I stood at the top and breathed deeply in and out for a long time, kicking my toe into the dust, repeatedly looking back to make sure everything was right. The air blew lightly up into my face, a sea breeze warmed by miles of flood plain and desert that now gently lifted as it met the mountain. The vast basin far below me was filled with houses, highways, hassles, people, details, mistakes. The fear I was feeling hadn’t decreased much after 58 times, but that was kind of why I was up there. I needed to face fear. It was totally quiet except for my measured breathing and the slight rustle of the breeze across my ears.
Since my teen years I had been involved in what could be called high-risk recreational activities: rock climbing, backcountry skiing, and surfing in places like Ocean Beach, and I had never had an accident. For reasons I’m still coming to understand, I decided to learn how to speedfly when I was 45 years old. From a practical and a statistical standpoint, speedflying is likely more dangerous than most other peacetime activities. I had wanted to fly for years but never had the nerve to actually do it. But by the summer of 2015, I had torpedoed my marriage, walked away from my wife of eight years and our home at the beach, and from our promising career together. I felt terrified, guilty, and hopeless. Turns out I had stumbled onto a sufficient supply of “fuck it” to finally take flying lessons. I spent a couple months living out of my van, bouncing between flying centers in Utah and Southern California, learning everything I could.
I don’t think it was a death wish, maybe just more of a midlife crisis. I needed to go fast, to fly free like a bird, and I didn’t have the money for a sports car or an airplane. Sometimes called a “death rag” by paraglider and hang glider pilots, a speedwing is a small fabric canopy that fits in a medium-sized backpack and allows the pilot to hike up a mountain and run off a small launch spot and, under this wing, descend rapidly and generally close to the terrain. It is absolutely thrilling. Sitting around a campfire with speedfliers you’ll hear few stories about the good old days. Most of the talk is about accidents and people who are no longer living.
I leaned forward and began to run toward the edge, heaving my shoulders against the harness as the wing cells filled with air and climbed over my head. I snuck a quick glance upward to confirm it was inflated properly before I reached the point of no return. The hillside dropped away rapidly and I was flying, the wind roaring past my face and ears. One of my instructors had once told me, “Launching is optional. Landing is mandatory.” No matter how scared I felt at that moment I was totally committed. This was the stuff. I cawed with exhilaration as I steepened into the first of five or six pendulous turns, the steep mountainside rushing beneath my legs. But then my glider developed something called “Pilot Induced Oscillations,” in which the wing is rocking side to side seemingly uncontrollably. It isn’t good. I had experienced them before and I certainly wasn’t trying to induce them on this or any other flight. Bear in mind that a pilot with sixty flights under his or her belt is still very much a novice. By the time I had controlled the oscillations I saw that I had already lost too much altitude to be able to complete my upwind approach over the landing zone. I knew I was going to land badly and just needed to make it as gentle as possible on my body. At this point I was not feeling fear, only intense focus within a few molasses-slow moments.
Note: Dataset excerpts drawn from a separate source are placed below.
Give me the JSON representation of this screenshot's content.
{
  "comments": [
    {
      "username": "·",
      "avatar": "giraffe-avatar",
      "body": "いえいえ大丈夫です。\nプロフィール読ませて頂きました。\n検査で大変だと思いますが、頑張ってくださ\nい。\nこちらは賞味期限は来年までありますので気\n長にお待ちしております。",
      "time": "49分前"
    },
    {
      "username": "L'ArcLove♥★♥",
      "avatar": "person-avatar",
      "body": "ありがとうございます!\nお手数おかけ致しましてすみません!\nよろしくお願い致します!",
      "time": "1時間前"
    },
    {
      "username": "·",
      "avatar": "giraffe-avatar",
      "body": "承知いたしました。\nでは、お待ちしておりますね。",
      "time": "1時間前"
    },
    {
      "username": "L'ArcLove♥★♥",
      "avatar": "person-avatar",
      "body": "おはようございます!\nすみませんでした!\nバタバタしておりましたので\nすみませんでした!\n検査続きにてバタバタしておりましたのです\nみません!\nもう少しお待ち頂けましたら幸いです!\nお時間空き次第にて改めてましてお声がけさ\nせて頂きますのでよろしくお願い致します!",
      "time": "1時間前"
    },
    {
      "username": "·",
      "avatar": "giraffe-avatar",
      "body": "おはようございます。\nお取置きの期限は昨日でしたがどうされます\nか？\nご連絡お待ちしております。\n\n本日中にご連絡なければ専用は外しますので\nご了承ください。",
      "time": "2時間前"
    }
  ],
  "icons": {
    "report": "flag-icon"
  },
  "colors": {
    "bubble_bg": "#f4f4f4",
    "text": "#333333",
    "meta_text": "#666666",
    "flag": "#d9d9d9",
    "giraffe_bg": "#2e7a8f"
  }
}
I underwent over 20 surgeries on my left ankle and a few on my pelvis. I contracted a stubborn bone infection. I spent a total of six months in three different hospitals over three years. I was on powerful intravenous antibiotics for months at a time. My family, friends, and bandmates were subjected to years of worry and uncertainty. A crowdsourcing campaign raised tens of thousands of dollars toward my uncovered medical bills. Inevitably, I had become addicted to the opioids I was prescribed. I watched life march on without me and I felt the darkest despair I have ever known. In the end, I limped away from the experience with a fixed ankle, a heavy credit card debt, and a new, if somewhat unclear, outlook on what it means to face my fears. My judgement was suspect at the very least. I actually found entirely new categories of fears to be faced, ones that had never occurred to me. In that sense, the experience was positive.
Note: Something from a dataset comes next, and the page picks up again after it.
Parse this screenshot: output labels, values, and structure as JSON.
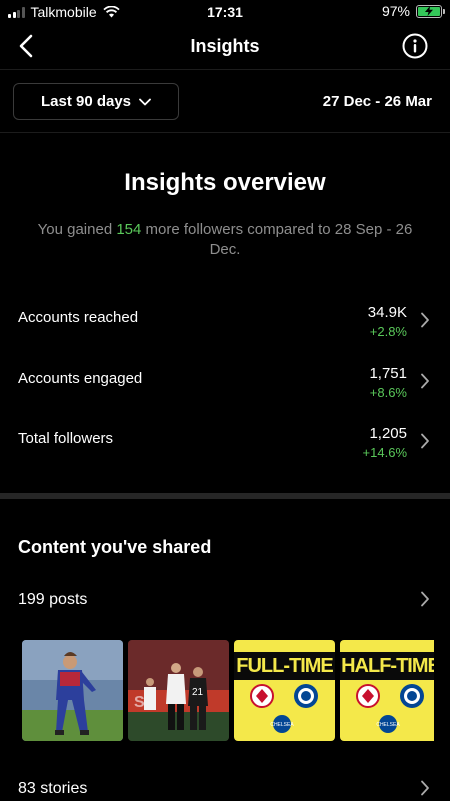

I don’t believe that confronting my fears has made me less afraid. In fact I think it has made me more cautious in general. I have even noticed hesitation at moments when there should only be commitment, a potentially dangerous thing, and that disturbs me. I am still wanting to face the things that terrify me, like failing at a relationship or a career, jumping off a mountain, going broke, swimming a big rapid, telling the truth when it’s hard, dying alone. I can’t even imagine how scary it is to have children in this world. But now I have a fairly realistic sense of what the consequences of flying in the face of fear can really be. I hope we all win those confrontations every time but that is unlikely. I am grateful to have survived my experience relatively unscathed. Many do not. Nevertheless, the beast was bigger than I bargained for. I really had no idea, and now I do. As the saying goes, “The more you know, the less you know.”